American policymakers, and the health economists who enable them, are obsessed with issues of consumer demand, and the notion that health care is so expensive because Americans are so eager to consume it. In fact, insured Americans already have the highest out-of-pocket liabilities in the developed world, and use fewer services initiated by consumers. In the absence of supplemental coverage Medicare beneficiaries would have still higher out-of-pocket liabilities than other insured Americans, which is why essentially every beneficiary who can afford it seeks extra coverage. But while overuse of some services in some communities is inarguably a part of the Medicare cost problem, there is no compelling evidence that consumer-generated demand is a significant part of the problem. Whatever the political rhetoric, Medicare beneficiaries simply aren’t banging down the doors of physicians’ offices demanding extra MRIs and surgical procedures.

Quite the contrary: during the past decade, Congress has eliminated cost-sharing for most Medicare preventive services in response to concerns about the underuse of such services, and because of evidence that out-of-pocket costs were a significant deterrent, especially for less affluent and minority beneficiaries. More generally, while the evidence has been clear since the RAND experiments of the early 1970s that out-of-pocket costs reduce health care use, it’s also been clear that their effect is inversely related to disposable income: the less income a person has, the greater the effect of copayments and deductibles, not to mention the greater likelihood of poor health.

That’s why Medicaid historically forbade deductibles, and now permits them at only nominal levels. More importantly, the growth in out-of-pocket costs for health care consumers during the last decade or so has provided an abundance of illustrations of the basic fact that consumers deterred from seeking health care for economic reasons are just as likely to forego needed services as “discretionary” ones, and that that phenomenon is further correlated with income. Faced with higher out-of-pocket expenses, consumers may get fewer Botox treatments or buy fewer laxatives, but they also skip visits for management of their heart disease and diabetes, and don’t fill their prescriptions for hypertension medication.

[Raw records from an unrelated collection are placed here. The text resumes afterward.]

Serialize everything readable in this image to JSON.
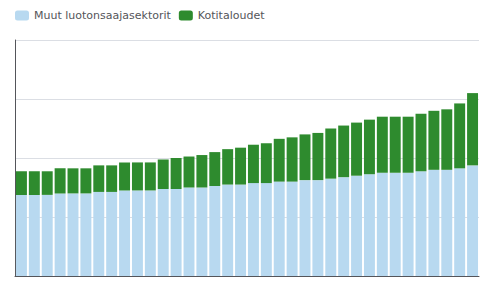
{
  "chart_data": {
    "type": "bar",
    "categories": [
      null,
      null,
      null,
      null,
      null,
      null,
      null,
      null,
      null,
      null,
      null,
      null,
      null,
      null,
      null,
      null,
      null,
      null,
      null,
      null,
      null,
      null,
      null,
      null,
      null,
      null,
      null,
      null,
      null,
      null,
      null,
      null,
      null,
      null,
      null,
      null
    ],
    "series": [
      {
        "name": "Muut luotonsaajasektorit",
        "color": "#b8d9f0",
        "values": [
          55,
          55,
          55,
          56,
          56,
          56,
          57,
          57,
          58,
          58,
          58,
          59,
          59,
          60,
          60,
          61,
          62,
          62,
          63,
          63,
          64,
          64,
          65,
          65,
          66,
          67,
          68,
          69,
          70,
          70,
          70,
          71,
          72,
          72,
          73,
          75
        ]
      },
      {
        "name": "Kotitaloudet",
        "color": "#2e8b2e",
        "values": [
          16,
          16,
          16,
          17,
          17,
          17,
          18,
          18,
          19,
          19,
          19,
          20,
          21,
          21,
          22,
          23,
          24,
          25,
          26,
          27,
          29,
          30,
          31,
          32,
          34,
          35,
          36,
          37,
          38,
          38,
          38,
          39,
          40,
          41,
          44,
          49
        ]
      }
    ],
    "stacked": true,
    "ylim": [
      0,
      160
    ],
    "yticks": [
      0,
      40,
      80,
      120,
      160
    ],
    "grid": true,
    "legend": "upper left",
    "tick_labels": false
  }
}
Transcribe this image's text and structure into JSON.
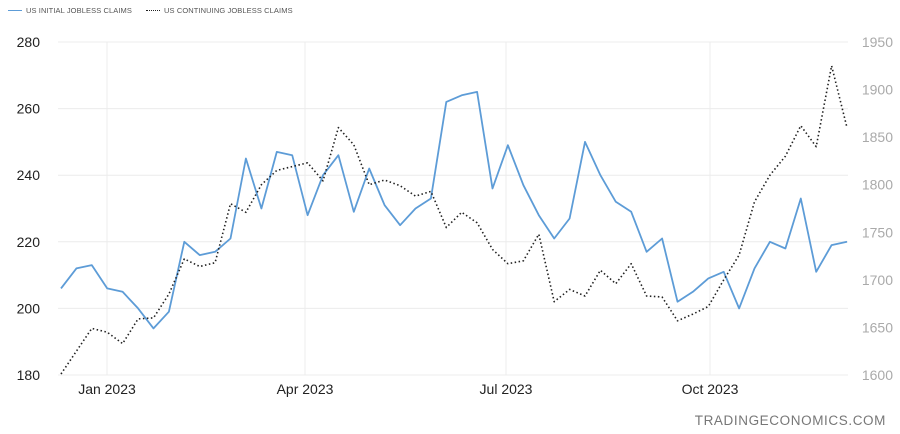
{
  "legend": {
    "initial_label": "US INITIAL JOBLESS CLAIMS",
    "continuing_label": "US CONTINUING JOBLESS CLAIMS"
  },
  "watermark": "TRADINGECONOMICS.COM",
  "colors": {
    "initial": "#5d9cd7",
    "continuing": "#222222",
    "grid": "#ececec"
  },
  "chart_data": {
    "type": "line",
    "title": "",
    "x_tick_labels": [
      "Jan 2023",
      "Apr 2023",
      "Jul 2023",
      "Oct 2023"
    ],
    "y_left": {
      "range": [
        180,
        280
      ],
      "ticks": [
        180,
        200,
        220,
        240,
        260,
        280
      ]
    },
    "y_right": {
      "range": [
        1600,
        1950
      ],
      "ticks": [
        1600,
        1650,
        1700,
        1750,
        1800,
        1850,
        1900,
        1950
      ]
    },
    "grid": true,
    "legend_position": "top-left",
    "series": [
      {
        "name": "US INITIAL JOBLESS CLAIMS",
        "axis": "left",
        "style": "solid",
        "values": [
          206,
          212,
          213,
          206,
          205,
          200,
          194,
          199,
          220,
          216,
          217,
          221,
          245,
          230,
          247,
          246,
          228,
          240,
          246,
          229,
          242,
          231,
          225,
          230,
          233,
          262,
          264,
          265,
          236,
          249,
          237,
          228,
          221,
          227,
          250,
          240,
          232,
          229,
          217,
          221,
          202,
          205,
          209,
          211,
          200,
          212,
          220,
          218,
          233,
          211,
          219,
          220
        ]
      },
      {
        "name": "US CONTINUING JOBLESS CLAIMS",
        "axis": "right",
        "style": "dotted",
        "values": [
          1601,
          1625,
          1649,
          1645,
          1633,
          1659,
          1660,
          1685,
          1722,
          1714,
          1718,
          1780,
          1771,
          1800,
          1815,
          1819,
          1823,
          1804,
          1860,
          1842,
          1800,
          1805,
          1799,
          1788,
          1793,
          1755,
          1771,
          1760,
          1732,
          1717,
          1720,
          1748,
          1677,
          1690,
          1683,
          1710,
          1696,
          1717,
          1683,
          1682,
          1657,
          1664,
          1672,
          1700,
          1726,
          1782,
          1810,
          1830,
          1862,
          1840,
          1925,
          1860
        ]
      }
    ]
  }
}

The reason health insurance exists in the first place, after all, is to relieve individuals who are not medical experts of the need to figure out whether they can afford any particular medical service. In a rational world, policymakers worried about unnecessary or inappropriate use of specific services would just refuse to pay for those services. But in the contemporary American political environment, they might be accused of “rationing” or “death panels,” so they stay away. Instead, they appear to be willing, once again, to impose the consequences of their inability to control costs on those least able to bear them.

http://www.kaiserhealthnews.org/Stories/2011/August/02/different-takes-080211-vladeck.aspx

Unreasonable consumer demand is not a significant source of our high health care spending. Measures that deprive patients of beneficial health care services by imposing penalties designed to suppress consumer demand are not only inappropriate, but are truly heartless.